Thursday, May 24, 2012

As usual, McIntyre nails it on the vanishing copy editor

John McIntyre has once again nailed it when it comes to commenting on the vanishing copy editor.

I have become so tired of things that I just kind of shrugged with Digital First announced it was effectively doing away with copy editors at the Denver Post and Bay Area News Group. The cuts took effect yesterday, and here are a few of John's comments from his perch atop the copy editing and production process inside the Baltimore Sun:

When explanations of these and similar changes are made, there is talk of moving away from "assembly-line editing" and "outmoded nineteenth-century industrial processes" to some bold, modern, fresh, immediate journalism that removes all those unnecessary "touches" between the writer and the reader.
This is, of course, cant. The brutal facts are these: Terrified by declines in revenue, newspapers are shedding employees to save money. They are attempting to keep as many reporters as possible to generate content, and they are gambling that you will tolerate shoddier work.

To make this new era work effectively, with the editing/production tasks shifted upstream to the writing/editing level, will require some cultural changes about which I am deeply skeptical.
Reporters tend not to be production-oriented. They want to report and write and take as much time as they can. The question I've most frequently heard from reporters over the past thirty-plus years is "What's my deadline?" (And from assigning editors, too.) Some reporters, as you can see from reading their blogs, cannot even be troubled to run spell-check before publishing.
What you can expect from the copy-editor-free newsroom is a first-draft text from a writer to which someone bearing the title of editor will have made a quick swipe before posting it online. You will notice the typos and lapses in grammar and usage, which stand out. What you may not be so quick to notice is that the reporting is often thin, superficial, uncritical, because no one was there to pose hard questions.

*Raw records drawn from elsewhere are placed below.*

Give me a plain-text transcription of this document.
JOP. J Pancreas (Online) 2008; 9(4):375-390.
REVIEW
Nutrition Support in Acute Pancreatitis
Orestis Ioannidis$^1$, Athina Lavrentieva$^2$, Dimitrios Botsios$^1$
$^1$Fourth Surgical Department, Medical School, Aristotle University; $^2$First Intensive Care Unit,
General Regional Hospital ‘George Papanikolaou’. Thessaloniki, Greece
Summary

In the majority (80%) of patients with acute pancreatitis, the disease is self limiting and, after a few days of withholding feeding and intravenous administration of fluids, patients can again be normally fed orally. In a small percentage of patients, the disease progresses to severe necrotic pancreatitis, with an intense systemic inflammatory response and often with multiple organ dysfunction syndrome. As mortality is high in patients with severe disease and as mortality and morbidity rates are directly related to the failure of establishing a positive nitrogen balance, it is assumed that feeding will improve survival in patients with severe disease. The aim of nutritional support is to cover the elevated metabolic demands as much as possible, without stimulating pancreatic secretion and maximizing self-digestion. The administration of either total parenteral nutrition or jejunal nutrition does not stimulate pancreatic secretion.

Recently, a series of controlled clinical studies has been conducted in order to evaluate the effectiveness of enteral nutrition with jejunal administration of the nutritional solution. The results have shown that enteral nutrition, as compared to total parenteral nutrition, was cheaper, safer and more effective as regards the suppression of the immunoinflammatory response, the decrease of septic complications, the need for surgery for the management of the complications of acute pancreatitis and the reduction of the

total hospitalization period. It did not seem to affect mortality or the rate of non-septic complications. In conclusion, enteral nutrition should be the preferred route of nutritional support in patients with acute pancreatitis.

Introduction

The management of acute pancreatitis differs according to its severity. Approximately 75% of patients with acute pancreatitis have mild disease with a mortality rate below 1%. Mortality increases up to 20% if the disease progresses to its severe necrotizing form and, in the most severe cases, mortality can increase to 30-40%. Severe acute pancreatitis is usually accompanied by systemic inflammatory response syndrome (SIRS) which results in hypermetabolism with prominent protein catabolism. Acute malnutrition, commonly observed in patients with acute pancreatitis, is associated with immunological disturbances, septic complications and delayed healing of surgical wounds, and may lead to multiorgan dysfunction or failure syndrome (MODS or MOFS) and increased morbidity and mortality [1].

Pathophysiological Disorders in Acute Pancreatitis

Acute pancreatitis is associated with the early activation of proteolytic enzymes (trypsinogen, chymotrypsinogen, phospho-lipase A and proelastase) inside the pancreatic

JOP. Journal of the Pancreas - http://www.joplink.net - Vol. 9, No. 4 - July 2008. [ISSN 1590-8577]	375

Mr. Brady is right that the old model is passing away or already gone, not to return. Mr. Moore and other editors are right to explore new models, to see what can best serve the needs of the organization and the readers. Editors, people like me and the dwindling band of survivors of the purges, are right to focus on what is most essential for accuracy and clarity. There never was much of what you might call bespoke editing at newspapers, and there's going to be much less now.
If we are smart enough, and lucky enough, we will discover the balance between those feet on the street and those eyes on the desk.